La ministre ivoirienne de la Culture et de la Francophonie a pris part, mardi 9 juin 2026, à une conversation internationale organisée par l'Organisation internationale de la Francophonie (OIF) autour de l'Intelligence artificielle (IA) et de la visibilité des contenus des contenus francophones dans l'environnement numérique ».
La Côte d'Ivoire, une vision et une stratégie
Depuis Abidjan, la ministre de la Culture et de la Francophonie, Françoise Remarck, est intervenue en visioconférence aux côtés de son homologue québécois, Mathieu Lacombe.
Elle n'a pas manqué de rappeler l'engagement structurel de la Côte d'Ivoire sur ces questions, en évoquant la Stratégie nationale sur l'Intelligence artificielle adoptée depuis 2025, à l'horizon 2030. Un document cadre qui, a-t-elle précisé, « prend en compte tous les secteurs », les Industries créatives et culturelles (ICC), y occupant une place de plein droit.

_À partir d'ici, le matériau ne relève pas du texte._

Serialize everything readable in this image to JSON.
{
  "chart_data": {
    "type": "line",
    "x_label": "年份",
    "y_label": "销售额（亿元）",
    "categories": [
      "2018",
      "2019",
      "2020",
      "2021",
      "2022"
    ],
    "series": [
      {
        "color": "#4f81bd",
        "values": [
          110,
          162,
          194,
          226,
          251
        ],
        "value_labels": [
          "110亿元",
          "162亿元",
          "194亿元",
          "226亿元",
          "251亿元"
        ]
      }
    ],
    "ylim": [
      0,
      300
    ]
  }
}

L'IA, levier ou menace pour les artistes ?
Sur le fond, la ministre a défendu une vision à la fois ambitieuse et prudente. Pour elle, « l'Intelligence artificielle peut être un levier stratégique pour la souveraineté culturelle et la valorisation des langues locales, à condition qu'un cadre réglementaire garantisse les droits d'auteurs des artistes et que la monétisation des contenus soit une réalité ».
La ministre, également vice-présidente de la Conférence des ministres de la Francophonie, a, par ailleurs, mis en avant le modèle des Centres de lecture et d'animation culturelle (CLAC), reconnus comme espaces de promotion de la lecture et de sensibilisation au numérique. La tribune s'est prolongée par une table ronde animée par le journaliste Patrick Simonin, au cours de laquelle des experts ont formulé des pistes concrètes pour lutter contre l'exclusion algorithmique et renforcer la présence des savoirs francophones à l'ère de l'IA. Le message est clair : le dialogue avec les grandes plateformes numériques doit se poursuivre.